ASP.NET security setting recommendations
After you install an Optimizely Content Management System (CMS) website, use the recommendations in this topic for some common ASP.NET-related security areas, and manage these for Optimizely websites.
Weak password account lockout policy and password change functionality
Optimizely Content Management System (CMS) uses standard ASP.NET mechanisms for password handling, which lets you configure things like password complexity policies. You also can configure CMS to use Windows or Active Directory for authentication, meaning that password changes and lock-out policy is delegated.
You should have strong password complexity requirements on user accounts and ensure that any changes to user accounts involves the user’s current password. You also can use a different Membership provider for CMS that does not allow for password change. Either subclassing the SqlServerMembershipProvider
or using the ActiveDirectoryMembership
provider work equally well.
See the following Microsoft references for information about managing membership accounts.
Cross-site request forgery (CSRF)
CMS uses a stateless token based pattern for CSRF mitigation. If you intend to add functionality to CMS that includes state changing operations then it is recommended that you include CSRF mitigation; ASP.NET provides standard libraries for implementing this.
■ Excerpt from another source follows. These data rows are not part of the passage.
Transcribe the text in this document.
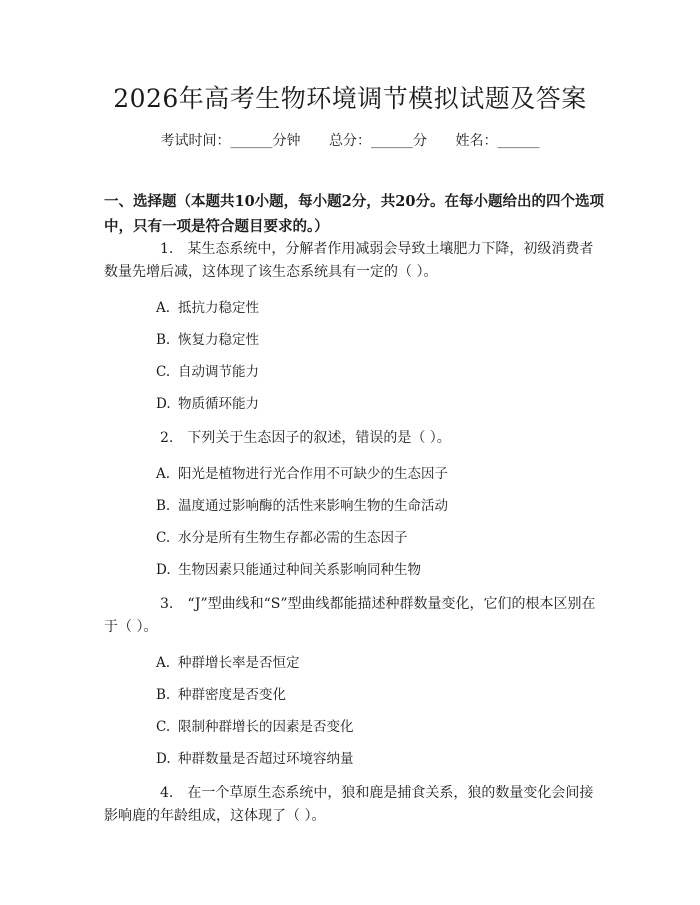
2026年高考生物环境调节模拟试题及答案
考试时间：______分钟 总分：______分 姓名：______
一、选择题（本题共10小题，每小题2分，共20分。在每小题给出的四个选项中，只有一项是符合题目要求的。）
1. 某生态系统中，分解者作用减弱会导致土壤肥力下降，初级消费者数量先增后减，这体现了该生态系统具有一定的（ ）。
A. 抵抗力稳定性
B. 恢复力稳定性
C. 自动调节能力
D. 物质循环能力
2. 下列关于生态因子的叙述，错误的是（ ）。
A. 阳光是植物进行光合作用不可缺少的生态因子
B. 温度通过影响酶的活性来影响生物的生命活动
C. 水分是所有生物生存都必需的生态因子
D. 生物因素只能通过种间关系影响同种生物
3. “J”型曲线和“S”型曲线都能描述种群数量变化，它们的根本区别在于（ ）。
A. 种群增长率是否恒定
B. 种群密度是否变化
C. 限制种群增长的因素是否变化
D. 种群数量是否超过环境容纳量
4. 在一个草原生态系统中，狼和鹿是捕食关系，狼的数量变化会间接影响鹿的年龄组成，这体现了（ ）。
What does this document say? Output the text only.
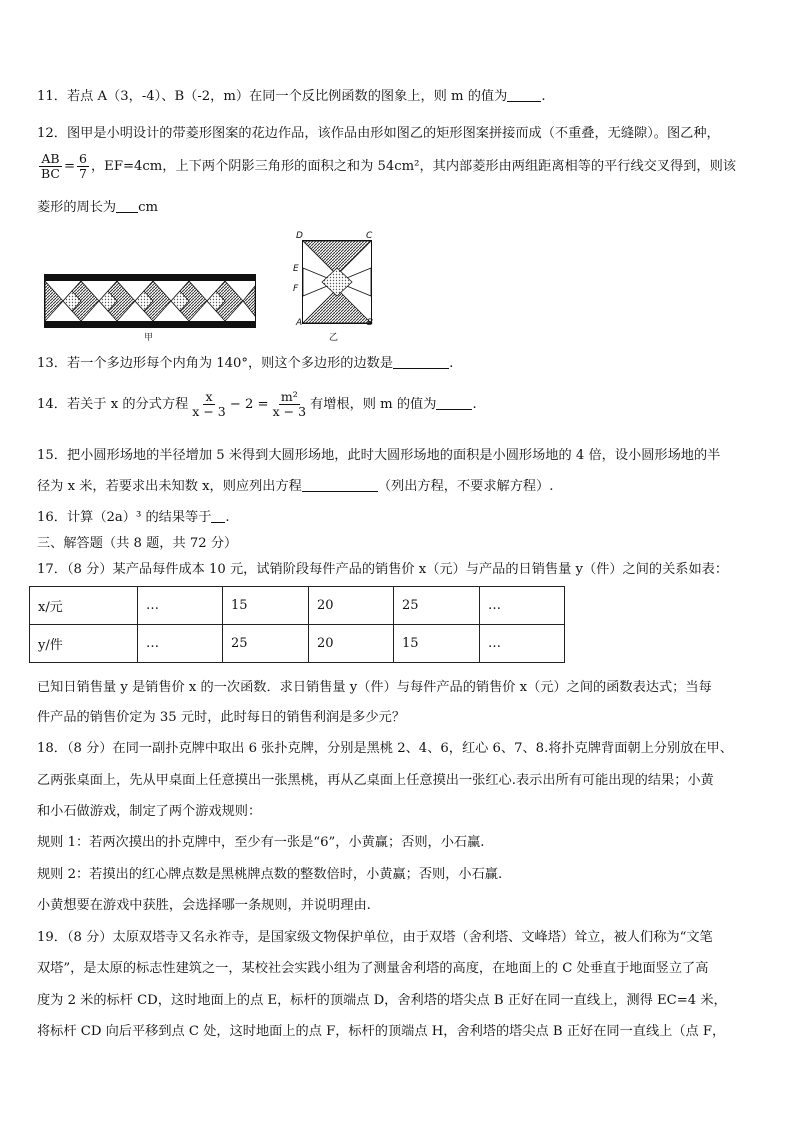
11．若点 A（3，-4）、B（-2，m）在同一个反比例函数的图象上，则 m 的值为	.
12．图甲是小明设计的带菱形图案的花边作品，该作品由形如图乙的矩形图案拼接而成（不重叠，无缝隙）。图乙种，
$\frac{AB}{BC} = \frac{6}{7}$ ，EF=4cm，上下两个阴影三角形的面积之和为 54cm²，其内部菱形由两组距离相等的平行线交叉得到，则该
菱形的周长为 cm
甲
D	C
E
F
A	B
乙
13．若一个多边形每个内角为 140°，则这个多边形的边数是	.
14．若关于 x 的分式方程 $\frac{x}{x - 3} - 2 = \frac{\text{m²}}{x - 3}$ 有增根，则 m 的值为	.
15．把小圆形场地的半径增加 5 米得到大圆形场地，此时大圆形场地的面积是小圆形场地的 4 倍，设小圆形场地的半
径为 x 米，若要求出未知数 x，则应列出方程	（列出方程，不要求解方程）.
16．计算（2a）³ 的结果等于 .
三、解答题（共 8 题，共 72 分）
17．（8 分）某产品每件成本 10 元，试销阶段每件产品的销售价 x（元）与产品的日销售量 y（件）之间的关系如表：
x/元	…	15	20	25	…
y/件	…	25	20	15	…
已知日销售量 y 是销售价 x 的一次函数．求日销售量 y（件）与每件产品的销售价 x（元）之间的函数表达式；当每
件产品的销售价定为 35 元时，此时每日的销售利润是多少元？
18．（8 分）在同一副扑克牌中取出 6 张扑克牌，分别是黑桃 2、4、6，红心 6、7、8.将扑克牌背面朝上分别放在甲、
乙两张桌面上，先从甲桌面上任意摸出一张黑桃，再从乙桌面上任意摸出一张红心.表示出所有可能出现的结果；小黄
和小石做游戏，制定了两个游戏规则：
规则 1：若两次摸出的扑克牌中，至少有一张是“6”，小黄赢；否则，小石赢.
规则 2：若摸出的红心牌点数是黑桃牌点数的整数倍时，小黄赢；否则，小石赢.
小黄想要在游戏中获胜，会选择哪一条规则，并说明理由.
19．（8 分）太原双塔寺又名永祚寺，是国家级文物保护单位，由于双塔（舍利塔、文峰塔）耸立，被人们称为“文笔
双塔”，是太原的标志性建筑之一，某校社会实践小组为了测量舍利塔的高度，在地面上的 C 处垂直于地面竖立了高
度为 2 米的标杆 CD，这时地面上的点 E，标杆的顶端点 D，舍利塔的塔尖点 B 正好在同一直线上，测得 EC=4 米，
将标杆 CD 向后平移到点 C 处，这时地面上的点 F，标杆的顶端点 H，舍利塔的塔尖点 B 正好在同一直线上（点 F，
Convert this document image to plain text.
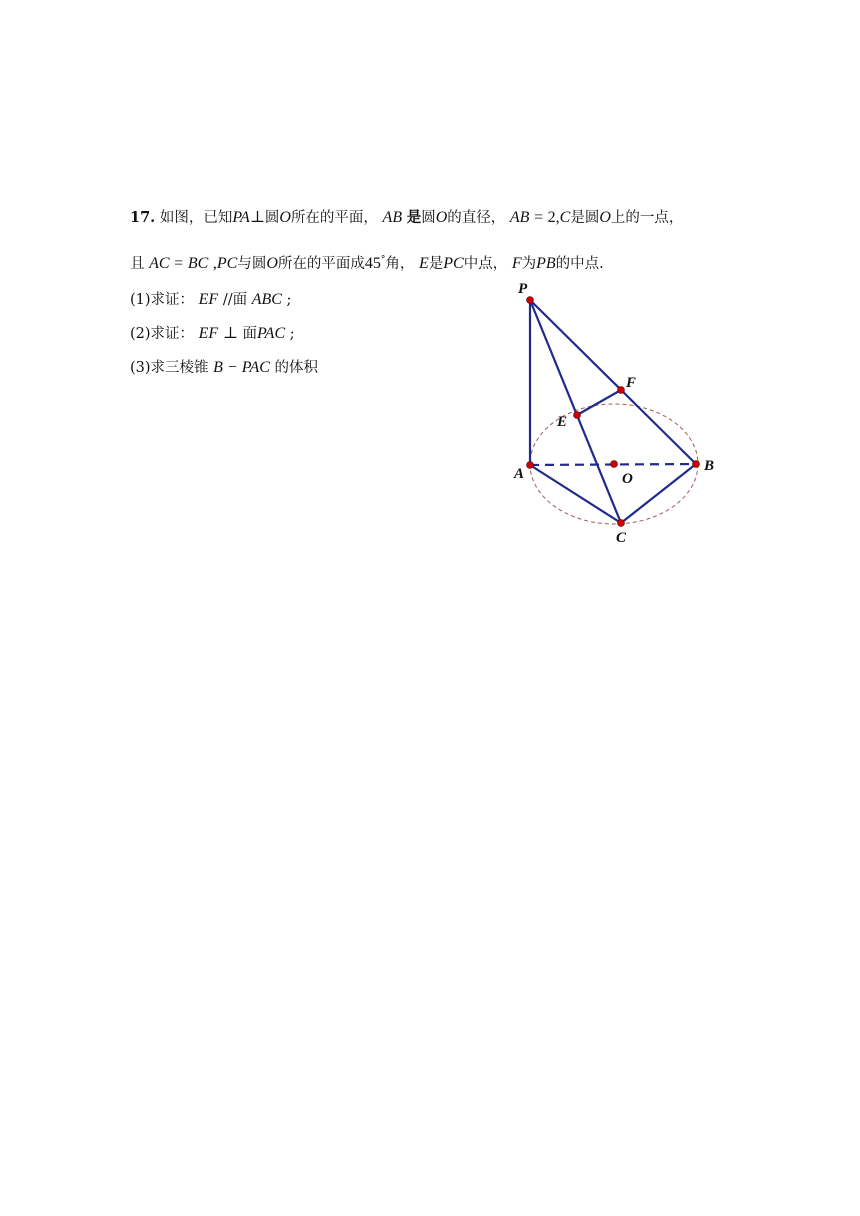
17. 如图，已知PA⊥圆O所在的平面， AB 是圆O的直径， AB = 2,C是圆O上的一点，
且 AC = BC ,PC与圆O所在的平面成45°角， E是PC中点， F为PB的中点.
(1)求证： EF //面 ABC ;
(2)求证： EF ⊥ 面PAC ;
(3)求三棱锥 B − PAC 的体积
P
F
E
A	O
B
C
See Cross-Site Request Forgery.
Ineffective session termination
CMS uses standard ASP.NET mechanisms for authentication which does not support active logout, and it is basically session-less. You might extend ASP.NET, but that is not a feature provided by CMS. You should use HTTPS for secure communication, because this does not let third parties sniff the session token.
You can extend ASP.NET's FormsAuthentication
ticket with active logout, but that is not a feature provided by Optimizely.
Header disclosure
Through the use of IIS and ASP.NET, some informational HTTP headers are added to a response, which might expose security-related information like ASP.NET and IIS versions. You can modify this using standard ASP.NET techniques; it is not specific to CMS and should be dealt with as part of standard application hardening. You can remove the X-AspNetMvc-Version
header with a simple set of the MvcHandler.DisableMvcResponseHeader
property.
See Removing HTTP Headers for ASP.NET sites for information about how to avoid disclosing server software information through HTTP headers.
Disable of autocomplete
You should build a custom login page with auto-complete disabled, replacing the default login page. Forms containing user names and passwords, or other sensitive information, should have the autocomplete option disabled on both the form and the sensitive fields.
Vulnerability to clickjacking attacks
You can avoid clickjacking attacks on websites by ensuring that content is not embedded into other sites using frames. Use the X-Frame-Options HTTP response header to defend against clickjacking attacks. This header indicates that the current page should not be loaded in a frame, and through code you can blank the contents of the page if it is framed by another domain.
See the recommendations in The X-Frame-Options response header.